Tentu sudah bukan rahasia umum ketika timnas U19 era Evan Dimas dkk meraih prestasi dan membanggakan bangsa ini, seturut itu pula banyak suara-suara di media social yang meminta anak-anak penuh bakat ini dijauhkan dari sepakbola dalam negeri yang dinilai tidak mampu jadi tempat berkembang yang baik bagi bibit-bibit unggul ini.
Cukuplah generasi Kurniawan Dwi Julianto mempesona tetapi tidak kunjung menghasilkan trofi juara.
Atau generasi Bambang Pamungkas hanya merasakan status nyaris juara di AFF Cup.
Ada pemahaman bersama bahwa anak-anak (atau kita sebut Remaja dalam kasus Evan Dimas) yang ditempa sejak dini untuk memahami nilai-nilai kejujuran, motivasi untuk berhasil, semangat berkompetisi punya peluang besar untuk menjadi bahan baku yang bagus untuk memgembangkan persepakbolaan Indonesia di masa datang.

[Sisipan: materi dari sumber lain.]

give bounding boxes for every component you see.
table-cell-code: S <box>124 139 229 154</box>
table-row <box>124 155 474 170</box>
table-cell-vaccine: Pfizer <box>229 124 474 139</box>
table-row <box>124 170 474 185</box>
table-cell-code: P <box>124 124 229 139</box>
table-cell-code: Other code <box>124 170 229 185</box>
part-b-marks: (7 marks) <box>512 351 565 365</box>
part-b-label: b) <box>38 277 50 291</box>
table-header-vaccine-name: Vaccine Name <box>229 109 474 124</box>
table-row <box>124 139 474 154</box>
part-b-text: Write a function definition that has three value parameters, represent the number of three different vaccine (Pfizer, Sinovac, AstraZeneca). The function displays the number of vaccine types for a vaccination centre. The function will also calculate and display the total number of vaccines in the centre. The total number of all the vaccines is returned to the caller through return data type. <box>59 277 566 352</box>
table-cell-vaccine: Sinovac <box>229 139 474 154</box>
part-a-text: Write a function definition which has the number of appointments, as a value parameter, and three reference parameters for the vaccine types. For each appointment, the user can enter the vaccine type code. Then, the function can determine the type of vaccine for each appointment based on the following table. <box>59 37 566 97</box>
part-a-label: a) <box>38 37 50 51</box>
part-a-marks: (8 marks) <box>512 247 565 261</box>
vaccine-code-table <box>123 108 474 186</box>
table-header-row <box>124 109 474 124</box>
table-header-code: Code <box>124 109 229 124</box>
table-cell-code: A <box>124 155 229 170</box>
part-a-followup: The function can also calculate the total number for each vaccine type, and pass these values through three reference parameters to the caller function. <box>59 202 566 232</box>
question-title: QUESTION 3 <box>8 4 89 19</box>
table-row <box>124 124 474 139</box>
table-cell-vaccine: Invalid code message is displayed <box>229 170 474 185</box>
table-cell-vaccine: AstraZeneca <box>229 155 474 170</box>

Jepang sudah membuktikannya.
Komik Kapten Tsubasa jelas hanya potongan puzzle kecil dari sekian puzzle yang dibutuhkan untuk merealisasikan gambaran sepakbola yang membanggakan bangsa.
Jepang memiliki potongan puzzle lain bernama program pembinaan usia dini, kompetisi yang sehat, perangkat pertandingan yang berkualitas sampai pada pengelolaan klub dan supporter yang professional.
Indonesia jelas sangat mungkin meniru langkah Jepang.
Toh, Jepang pun belajar merumuskan kompetisi sepakbola dari Galatama (Liga Sepakbola Utama) milik Indonesia.
Atau mungkin Indonesia harus belajar menciptakan komik fenomenal sekelas Kapten Tsubasa?